Ainsi cette part introspective de sa peinture, la grande importance de l’autoportrait se comprennent aisément dans la mesure où cette jeune femme qui se destinait à des études de médecine, retrouva dans l’activité picturale ses marques, le goût à la vie et se recomposa une identité bien éprouvée après les terribles souffrances de la chair. Ces traumatismes physiques et émotionnels sont évidemment une constituante première du travail de Kahlo car ils en sont en grande part le sujet, mais c’est certainement leur intégration et leur dépassement dans sa peinture qui fait la force de son œuvre.

Ce regard comme un brasier flamboyant

La fusion entre sa vie personnelle et la représentation qu’elle en donna en y apportant toutes les nuances de la transposition picturale fait de son travail un univers qui nous happe irrémédiablement dans l’intimité de ses émotions. Elle transcenda ses souffrances à travers l’acte salvateur de peindre. Les blessures de la chair et de l’esprit se métamorphosent dans l’impérieuse vitalité qui émane de son œuvre.

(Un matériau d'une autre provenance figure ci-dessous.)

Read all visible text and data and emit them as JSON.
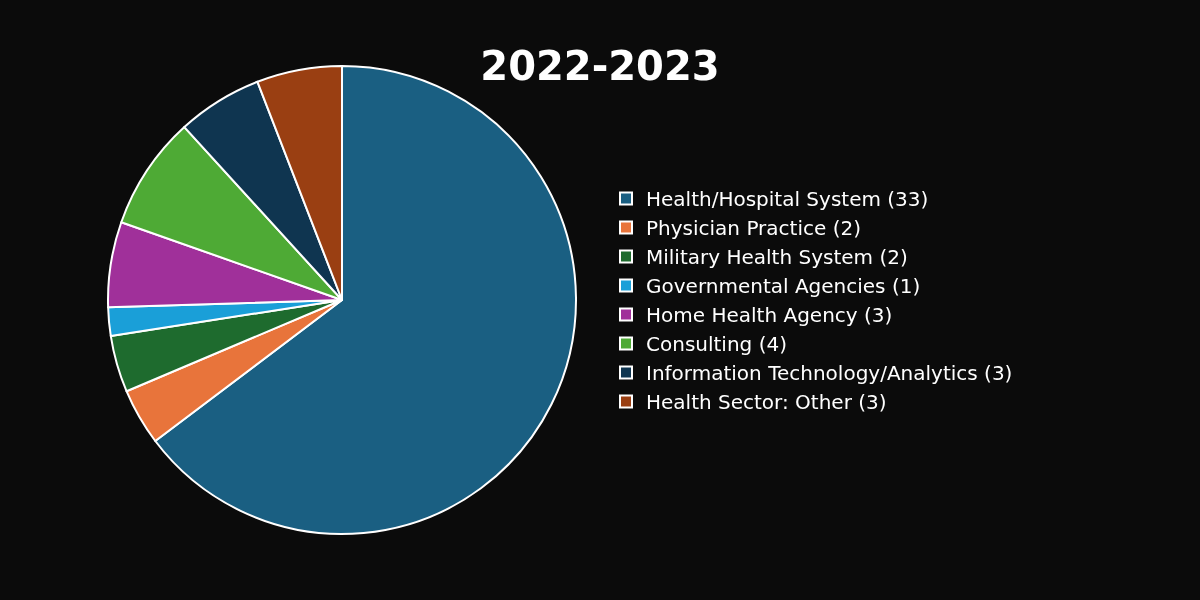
{
  "chart_data": {
    "type": "pie",
    "title": "2022-2023",
    "categories": [
      "Health/Hospital System (33)",
      "Physician Practice (2)",
      "Military Health System (2)",
      "Governmental Agencies (1)",
      "Home Health Agency (3)",
      "Consulting (4)",
      "Information Technology/Analytics (3)",
      "Health Sector: Other (3)"
    ],
    "values": [
      33,
      2,
      2,
      1,
      3,
      4,
      3,
      3
    ],
    "colors": [
      "#1a5f82",
      "#e8743b",
      "#1e6b2e",
      "#1a9fd8",
      "#a0309a",
      "#4eaa35",
      "#0f3550",
      "#9a3f12"
    ],
    "legend": "right"
  }
}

Et c’est ainsi que j’aime à la voir et à ressentir sa peinture.  Ses œuvres sont un brasier flamboyant où ses regards victorieux nous dévisagent fièrement, nous harponnent littéralement. Car il est marquant de voir comme ses yeux sont habités, dirigés vers le spectateur, celui qui vient tout près de la toile se perdre dans les motifs de sa souffrance. A l’inverse dans les toiles de Riviera exposées ici, les regards sont rarement dirigés vers nous, mais plutôt vers l’histoire, vers les causes, les idéaux. Corps devenus politiques, historiques, comme désincarnés au service de la narration militante.

Les racines qui unissent la mort et la vie

Les racines, les fils, les liens qui unissent la mort et la vie sont aussi des leitmotivs qui sautent aux yeux dans les œuvres de Frida. Les racines des arbres, des plantes, les nervures des feuilles, l’entrelacement des liens dans les cheveux, celui des cheveux eux-mêmes, les cordons ombilicaux,  les veines, etc. De ces entrelacs, presque chaotiques, nait une forme de régénération. La vie et la mort ne font plus qu’un. Si certaines œuvres sont empreintes de souffrances et d’un désespoir aliénant, le regard de Frida, de la Frida des tableaux est empreint lui de force et de rage de vivre, de survivre. Il faut dire que dès son enfance elle fut touchée par la maladie : elle contracta à l’âge de 6 ans une poliomyélite qui l’a laissera « déformée », l’une de ses jambes étant restée plus fine que l’autre, plus petite.

Cela lui valut le surnom de « Frida la boiteuse ». Elle tenta d’ailleurs de dissimuler son handicap sous des pantalons puis sous de longues jupes. Cette maladie et l’accident survenu l’année de ses 18 ans lui apprirent fort bien que le corps n’est pas invincible. Mais fragile, pouvant basculer de l’état de vie à celui de mort. Et survivante, elle fit rapidement son choix. Encore convalescente, elle conclut par ces mots une lettre datée du 13 octobre 1925, adressée à Alejandro Gomez Arias, son amour de jeunesse, celui avec qui elle était lors de l’accident : « La vie commence demain… ! ». Et c’est bien après tout cela que commença la vie de Frida Kahlo peintre. L’artiste flamboyante.